Friday, 27 June 2008

One year on: Gordon is proving his reform credentials, but nobody is listening

The newspapers are full of their anniversary analyses. Few of them offer tributes to Gordon Brown a year after he became Prime Minister. Those columnists who spent their time rubbishing Tony Blair from the left have abandoned Brown with even more vehement opprobrium. But the best assessment of what is happening comes not from the dire mid-term polls or the failure of the voters of Henley to put Labour in third rather than fifth place. It is given by Peter Riddell in today's Times who recognises that the government has developed an appetite for reform in recent months that is largely passing the voters by.
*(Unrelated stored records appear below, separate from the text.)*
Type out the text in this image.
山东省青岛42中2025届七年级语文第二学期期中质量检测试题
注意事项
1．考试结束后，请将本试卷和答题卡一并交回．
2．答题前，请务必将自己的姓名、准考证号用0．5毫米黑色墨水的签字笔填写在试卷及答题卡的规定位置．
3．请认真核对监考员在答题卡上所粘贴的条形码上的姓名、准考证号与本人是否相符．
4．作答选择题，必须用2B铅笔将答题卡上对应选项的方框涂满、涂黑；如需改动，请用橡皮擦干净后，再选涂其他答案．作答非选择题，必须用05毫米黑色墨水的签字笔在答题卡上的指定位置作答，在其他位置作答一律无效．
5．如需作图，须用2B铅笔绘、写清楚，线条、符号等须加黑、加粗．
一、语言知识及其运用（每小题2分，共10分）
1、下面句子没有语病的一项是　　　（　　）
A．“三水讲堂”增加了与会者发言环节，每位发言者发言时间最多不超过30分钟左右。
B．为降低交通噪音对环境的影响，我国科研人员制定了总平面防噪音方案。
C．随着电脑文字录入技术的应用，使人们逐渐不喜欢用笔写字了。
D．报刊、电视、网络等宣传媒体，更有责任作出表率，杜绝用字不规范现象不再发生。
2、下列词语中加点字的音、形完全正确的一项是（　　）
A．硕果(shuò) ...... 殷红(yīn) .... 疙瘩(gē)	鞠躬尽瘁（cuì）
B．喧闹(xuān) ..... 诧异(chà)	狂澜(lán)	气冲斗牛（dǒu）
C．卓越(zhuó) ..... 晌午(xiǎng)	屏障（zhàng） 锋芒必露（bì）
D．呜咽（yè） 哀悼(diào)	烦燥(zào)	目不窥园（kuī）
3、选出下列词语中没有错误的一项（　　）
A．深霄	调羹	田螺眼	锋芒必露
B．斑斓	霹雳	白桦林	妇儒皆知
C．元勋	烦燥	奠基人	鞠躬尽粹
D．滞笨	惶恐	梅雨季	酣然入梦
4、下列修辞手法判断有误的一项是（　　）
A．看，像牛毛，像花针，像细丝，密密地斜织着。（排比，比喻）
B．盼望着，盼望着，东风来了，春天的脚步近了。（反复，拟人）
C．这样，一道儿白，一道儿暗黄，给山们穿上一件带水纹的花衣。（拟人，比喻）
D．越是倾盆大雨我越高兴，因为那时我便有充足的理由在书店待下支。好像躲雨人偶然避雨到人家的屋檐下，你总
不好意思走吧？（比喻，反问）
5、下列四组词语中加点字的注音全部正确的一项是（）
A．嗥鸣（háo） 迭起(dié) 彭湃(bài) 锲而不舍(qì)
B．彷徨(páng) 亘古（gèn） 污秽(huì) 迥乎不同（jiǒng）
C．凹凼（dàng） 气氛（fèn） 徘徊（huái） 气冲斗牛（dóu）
This is important, not just because Brown is taking the right long-term decisions for schools, health, energy and welfare. On the latter, even Fraser Nelson in the Spectator admitted that the Tories plan merely to claim credit for work begun by James Purnell. This week's dreadful Tory health policy which failed to recognise the need for any maximum waiting times - because the BMA don't like them - stands in stark contrast to the strong NHS reforms being introduced by Alan Johnson and the best of Brown's imported ministers, Ali Darzi. The academies programme has been speeded up and a radical programme to lift the fifth of weakest schools is underway. He is being radical on the environment and energy policy. Other big reforms are on the way in the coming weeks. The Tories have yet the show a very convincing hand: despite the credulity of some, their schools' policy lacks Labour's practical and ambitious edge and their health policy is simply anti-patient.
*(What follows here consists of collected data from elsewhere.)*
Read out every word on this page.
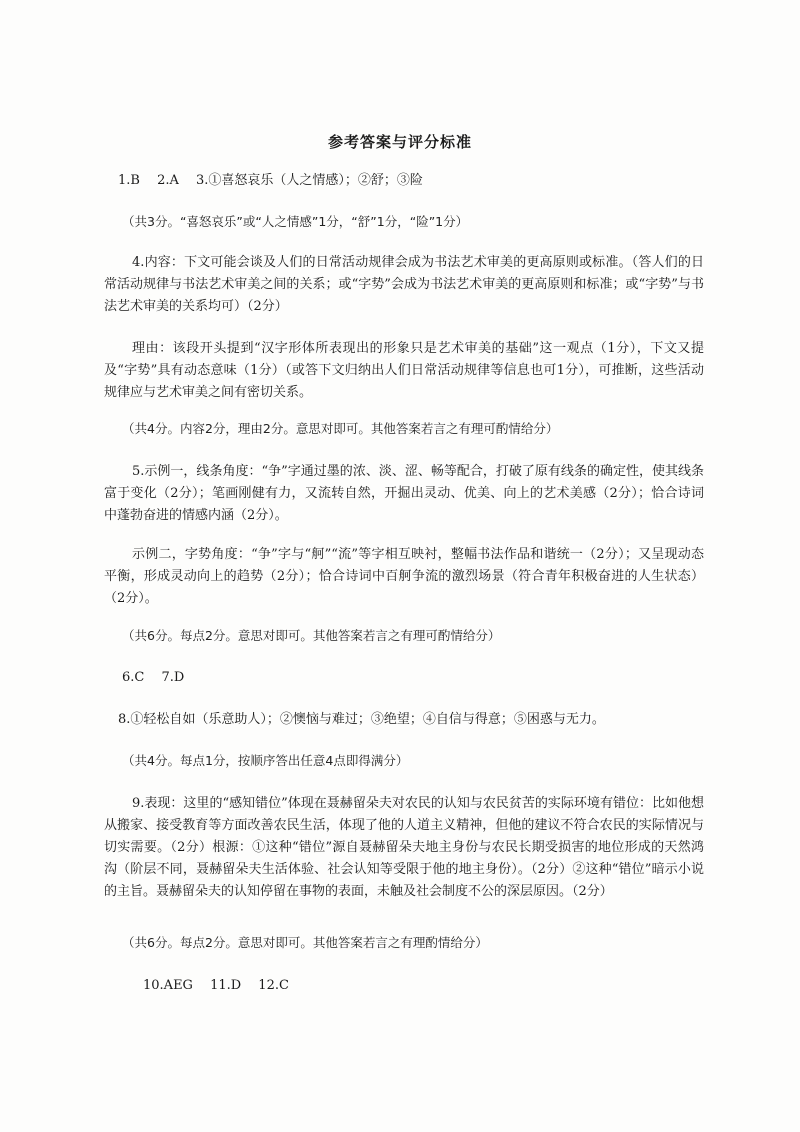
参考答案与评分标准
1.B　 2.A　 3.①喜怒哀乐（人之情感）；②舒；③险
（共3分。“喜怒哀乐”或“人之情感”1分，“舒”1分，“险”1分）
4.内容：下文可能会谈及人们的日常活动规律会成为书法艺术审美的更高原则或标准。（答人们的日常活动规律与书法艺术审美之间的关系；或“字势”会成为书法艺术审美的更高原则和标准；或“字势”与书法艺术审美的关系均可）（2分）
理由：该段开头提到“汉字形体所表现出的形象只是艺术审美的基础”这一观点（1分），下文又提及“字势”具有动态意味（1分）（或答下文归纳出人们日常活动规律等信息也可1分），可推断，这些活动规律应与艺术审美之间有密切关系。
（共4分。内容2分，理由2分。意思对即可。其他答案若言之有理可酌情给分）
5.示例一，线条角度：“争”字通过墨的浓、淡、涩、畅等配合，打破了原有线条的确定性，使其线条富于变化（2分）；笔画刚健有力，又流转自然，开掘出灵动、优美、向上的艺术美感（2分）；恰合诗词中蓬勃奋进的情感内涵（2分）。
示例二，字势角度：“争”字与“舸”“流”等字相互映衬，整幅书法作品和谐统一（2分）；又呈现动态平衡，形成灵动向上的趋势（2分）；恰合诗词中百舸争流的激烈场景（符合青年积极奋进的人生状态）（2分）。
（共6分。每点2分。意思对即可。其他答案若言之有理可酌情给分）
6.C　 7.D
8.①轻松自如（乐意助人）；②懊恼与难过；③绝望；④自信与得意；⑤困惑与无力。
（共4分。每点1分，按顺序答出任意4点即得满分）
9.表现：这里的“感知错位”体现在聂赫留朵夫对农民的认知与农民贫苦的实际环境有错位：比如他想从搬家、接受教育等方面改善农民生活，体现了他的人道主义精神，但他的建议不符合农民的实际情况与切实需要。（2分）根源：①这种“错位”源自聂赫留朵夫地主身份与农民长期受损害的地位形成的天然鸿沟（阶层不同，聂赫留朵夫生活体验、社会认知等受限于他的地主身份）。（2分）②这种“错位”暗示小说的主旨。聂赫留朵夫的认知停留在事物的表面，未触及社会制度不公的深层原因。（2分）
（共6分。每点2分。意思对即可。其他答案若言之有理酌情给分）
10.AEG　 11.D　 12.C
But, of course, all of this has been obscured by the loss of credibility endured after the last party conference and particularly by the economic downturn. Unless the economy picks up relatively soon, there is little chance of Labour recovery. But if it does - as is possible in a two-year period before an election must be held - the reforms being introduced now will stand the government in good stead. And the government must continue to show the sense of purpose evident since Christmas however gloomy the polls and pundits.